New technology studying DNA has shed light on this dispute between the Samaritans and the Jews. Two kinds of DNA were studied: Mitochondrial DNA and Y-Chromosome DNA. Mitochondrial DNA is a maternal history (your mother’s mother’s mother…) and it showed no major differences between Samaritans, Jews and Palestinians.
Y-Chromosome DNA (your father’s father’s father…) tells a very different story. Samaritan and Jewish Y-Chromosome DNA are much more similar than either one is to Palestinian DNA. In particular, the Samaritan Y-Chromosome DNA is similar to a very specific Y-Chromosome most often associated with Jewish men. The small deviations between them suggest a common shared ancestor at least 2,500 years ago. This flies in the face of Jewish claims that there are no shared lineages between Jews and Samaritans.
The new idea elucidated by this study is another indication that nothing in history is 100 percent. The suggestion is that the Samaritans are the remnants of those few Jews who did not go into exile at the Assyrian conquest.
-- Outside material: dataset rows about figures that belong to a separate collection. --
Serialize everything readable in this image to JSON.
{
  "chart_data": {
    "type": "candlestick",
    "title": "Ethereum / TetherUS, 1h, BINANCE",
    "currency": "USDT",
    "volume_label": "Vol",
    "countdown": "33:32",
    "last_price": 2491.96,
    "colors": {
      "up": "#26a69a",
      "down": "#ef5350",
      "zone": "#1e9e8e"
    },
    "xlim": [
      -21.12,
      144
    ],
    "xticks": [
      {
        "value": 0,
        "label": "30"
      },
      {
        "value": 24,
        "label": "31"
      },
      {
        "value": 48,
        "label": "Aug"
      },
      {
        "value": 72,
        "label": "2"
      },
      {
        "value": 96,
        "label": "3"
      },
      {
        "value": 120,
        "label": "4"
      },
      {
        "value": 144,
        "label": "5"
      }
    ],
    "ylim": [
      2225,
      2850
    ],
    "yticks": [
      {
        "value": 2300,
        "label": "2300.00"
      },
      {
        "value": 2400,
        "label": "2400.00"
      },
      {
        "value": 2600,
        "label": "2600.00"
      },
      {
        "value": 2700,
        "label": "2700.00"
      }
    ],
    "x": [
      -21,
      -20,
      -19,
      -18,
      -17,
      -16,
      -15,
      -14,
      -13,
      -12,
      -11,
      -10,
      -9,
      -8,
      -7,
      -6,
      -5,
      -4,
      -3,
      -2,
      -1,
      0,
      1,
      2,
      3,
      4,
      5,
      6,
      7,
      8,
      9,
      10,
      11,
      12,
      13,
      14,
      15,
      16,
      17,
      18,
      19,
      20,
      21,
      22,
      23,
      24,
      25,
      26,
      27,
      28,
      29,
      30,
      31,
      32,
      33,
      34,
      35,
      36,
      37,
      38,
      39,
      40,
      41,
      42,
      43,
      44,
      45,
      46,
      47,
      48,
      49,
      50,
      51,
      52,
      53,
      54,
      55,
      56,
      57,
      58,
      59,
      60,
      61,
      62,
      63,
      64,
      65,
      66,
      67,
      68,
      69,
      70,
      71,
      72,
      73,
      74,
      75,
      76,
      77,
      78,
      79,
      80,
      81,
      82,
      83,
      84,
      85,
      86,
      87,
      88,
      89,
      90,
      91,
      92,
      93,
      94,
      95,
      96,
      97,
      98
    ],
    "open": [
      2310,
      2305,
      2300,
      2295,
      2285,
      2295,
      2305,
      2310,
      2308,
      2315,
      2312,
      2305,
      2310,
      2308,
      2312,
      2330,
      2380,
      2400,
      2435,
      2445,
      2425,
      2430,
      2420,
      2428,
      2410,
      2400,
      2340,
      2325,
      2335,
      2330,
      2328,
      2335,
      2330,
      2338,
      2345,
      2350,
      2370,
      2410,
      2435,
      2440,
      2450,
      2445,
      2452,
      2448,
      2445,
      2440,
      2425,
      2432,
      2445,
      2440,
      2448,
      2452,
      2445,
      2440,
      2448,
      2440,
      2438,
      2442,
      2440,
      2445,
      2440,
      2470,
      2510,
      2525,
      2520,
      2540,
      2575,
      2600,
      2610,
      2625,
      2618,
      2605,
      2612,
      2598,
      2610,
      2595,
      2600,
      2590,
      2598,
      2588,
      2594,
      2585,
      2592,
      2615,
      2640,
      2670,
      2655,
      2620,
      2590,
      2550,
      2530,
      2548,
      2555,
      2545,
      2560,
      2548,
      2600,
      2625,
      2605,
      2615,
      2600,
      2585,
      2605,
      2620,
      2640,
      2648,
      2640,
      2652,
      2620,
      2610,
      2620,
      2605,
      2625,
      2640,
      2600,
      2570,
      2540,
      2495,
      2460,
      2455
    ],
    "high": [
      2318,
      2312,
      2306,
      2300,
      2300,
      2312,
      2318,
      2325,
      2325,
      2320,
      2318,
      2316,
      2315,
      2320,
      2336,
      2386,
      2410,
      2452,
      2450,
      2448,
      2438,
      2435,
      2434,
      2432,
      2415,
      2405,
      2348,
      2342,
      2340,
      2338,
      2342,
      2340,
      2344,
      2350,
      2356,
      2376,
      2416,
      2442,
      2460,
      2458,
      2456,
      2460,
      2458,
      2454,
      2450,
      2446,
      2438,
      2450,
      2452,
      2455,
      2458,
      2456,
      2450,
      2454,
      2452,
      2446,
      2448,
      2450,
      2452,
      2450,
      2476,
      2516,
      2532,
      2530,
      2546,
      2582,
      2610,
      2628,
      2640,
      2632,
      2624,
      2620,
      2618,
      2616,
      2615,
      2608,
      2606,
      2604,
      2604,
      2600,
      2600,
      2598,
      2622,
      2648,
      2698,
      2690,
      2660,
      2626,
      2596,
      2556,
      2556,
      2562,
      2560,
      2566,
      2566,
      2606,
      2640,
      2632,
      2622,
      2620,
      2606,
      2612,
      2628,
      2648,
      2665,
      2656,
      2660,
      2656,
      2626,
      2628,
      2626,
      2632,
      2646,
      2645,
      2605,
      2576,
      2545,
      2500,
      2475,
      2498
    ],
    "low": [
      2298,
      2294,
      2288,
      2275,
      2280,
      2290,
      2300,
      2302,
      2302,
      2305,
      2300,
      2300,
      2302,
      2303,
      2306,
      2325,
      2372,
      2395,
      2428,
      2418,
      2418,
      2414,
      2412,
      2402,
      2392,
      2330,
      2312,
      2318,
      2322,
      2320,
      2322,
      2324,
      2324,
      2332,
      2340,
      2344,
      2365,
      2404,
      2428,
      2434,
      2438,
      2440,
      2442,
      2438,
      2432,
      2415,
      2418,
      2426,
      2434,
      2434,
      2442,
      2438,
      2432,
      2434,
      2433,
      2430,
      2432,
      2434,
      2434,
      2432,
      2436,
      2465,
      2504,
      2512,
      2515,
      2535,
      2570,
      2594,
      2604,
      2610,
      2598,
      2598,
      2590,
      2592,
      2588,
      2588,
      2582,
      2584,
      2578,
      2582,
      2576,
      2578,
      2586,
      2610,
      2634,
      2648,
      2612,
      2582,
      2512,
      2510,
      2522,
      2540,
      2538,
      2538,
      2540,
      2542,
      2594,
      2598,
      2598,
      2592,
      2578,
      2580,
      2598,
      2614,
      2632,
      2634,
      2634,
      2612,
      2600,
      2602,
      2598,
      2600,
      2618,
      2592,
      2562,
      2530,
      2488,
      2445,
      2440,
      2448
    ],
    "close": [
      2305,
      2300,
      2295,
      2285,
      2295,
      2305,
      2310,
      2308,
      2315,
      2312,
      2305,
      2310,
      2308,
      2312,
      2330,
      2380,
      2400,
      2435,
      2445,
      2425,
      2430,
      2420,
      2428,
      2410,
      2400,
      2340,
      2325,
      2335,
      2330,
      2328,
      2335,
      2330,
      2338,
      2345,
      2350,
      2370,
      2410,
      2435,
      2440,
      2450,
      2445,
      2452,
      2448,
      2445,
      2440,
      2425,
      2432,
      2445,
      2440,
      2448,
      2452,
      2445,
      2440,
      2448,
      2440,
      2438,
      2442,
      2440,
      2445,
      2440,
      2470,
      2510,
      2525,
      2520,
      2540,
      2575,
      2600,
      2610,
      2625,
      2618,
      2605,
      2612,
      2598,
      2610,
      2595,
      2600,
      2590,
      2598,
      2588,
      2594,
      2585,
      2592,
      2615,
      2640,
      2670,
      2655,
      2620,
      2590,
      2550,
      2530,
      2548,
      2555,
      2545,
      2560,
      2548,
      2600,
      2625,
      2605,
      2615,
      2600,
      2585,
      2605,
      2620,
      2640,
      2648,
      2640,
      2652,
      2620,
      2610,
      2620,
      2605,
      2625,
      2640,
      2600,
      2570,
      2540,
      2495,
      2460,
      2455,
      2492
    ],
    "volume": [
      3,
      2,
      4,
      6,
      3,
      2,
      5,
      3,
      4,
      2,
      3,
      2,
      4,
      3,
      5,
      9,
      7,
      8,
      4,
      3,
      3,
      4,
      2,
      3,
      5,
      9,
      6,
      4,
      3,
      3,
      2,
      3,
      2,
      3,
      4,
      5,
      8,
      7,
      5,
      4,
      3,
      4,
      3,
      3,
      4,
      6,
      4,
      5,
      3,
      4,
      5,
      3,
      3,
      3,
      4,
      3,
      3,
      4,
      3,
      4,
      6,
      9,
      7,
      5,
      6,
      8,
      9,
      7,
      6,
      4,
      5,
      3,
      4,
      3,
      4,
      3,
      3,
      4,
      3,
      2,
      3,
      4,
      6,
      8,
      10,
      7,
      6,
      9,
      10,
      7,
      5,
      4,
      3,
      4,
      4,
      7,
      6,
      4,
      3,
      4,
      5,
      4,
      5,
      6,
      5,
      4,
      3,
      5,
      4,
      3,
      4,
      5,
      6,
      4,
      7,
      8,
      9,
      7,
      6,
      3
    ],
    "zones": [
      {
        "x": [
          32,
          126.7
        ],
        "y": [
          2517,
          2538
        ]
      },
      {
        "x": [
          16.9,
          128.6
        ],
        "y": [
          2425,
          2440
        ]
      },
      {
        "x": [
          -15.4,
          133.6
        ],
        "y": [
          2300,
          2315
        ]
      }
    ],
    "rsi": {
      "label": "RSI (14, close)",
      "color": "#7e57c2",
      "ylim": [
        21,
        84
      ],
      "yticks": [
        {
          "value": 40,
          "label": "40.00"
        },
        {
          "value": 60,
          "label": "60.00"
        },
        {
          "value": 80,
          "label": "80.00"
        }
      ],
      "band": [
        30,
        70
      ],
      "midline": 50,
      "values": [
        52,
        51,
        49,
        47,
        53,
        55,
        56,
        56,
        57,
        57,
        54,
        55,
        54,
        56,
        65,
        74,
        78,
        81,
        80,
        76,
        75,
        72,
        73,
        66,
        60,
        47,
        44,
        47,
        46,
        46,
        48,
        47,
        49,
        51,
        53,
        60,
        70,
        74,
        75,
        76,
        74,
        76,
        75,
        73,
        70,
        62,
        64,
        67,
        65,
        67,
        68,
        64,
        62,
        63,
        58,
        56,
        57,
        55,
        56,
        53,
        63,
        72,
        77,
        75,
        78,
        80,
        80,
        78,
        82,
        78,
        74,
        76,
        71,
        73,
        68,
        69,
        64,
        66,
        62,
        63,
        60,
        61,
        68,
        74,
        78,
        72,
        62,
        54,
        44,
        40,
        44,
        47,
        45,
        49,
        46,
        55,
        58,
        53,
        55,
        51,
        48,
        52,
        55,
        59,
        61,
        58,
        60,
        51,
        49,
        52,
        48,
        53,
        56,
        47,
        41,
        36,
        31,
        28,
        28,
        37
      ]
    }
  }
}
Those Jews who remained in the Galilee may have taken non-Jewish wives which explains the genetic mixture in the Mitochondrial DNA. The paternal line, however, remained within the Israelite remnant.
After the return to Zion under Ezra and Nehemiah during the 6th/5th century BCE, the need to discern between those who had lived through the Babylonian exile and those who had remained in the land, pushed the Jewish and Samaritan communities apart and led to divergent traditions, a rift which continues until today. Turns out though, that these two communities are closer neighbors than either one thought.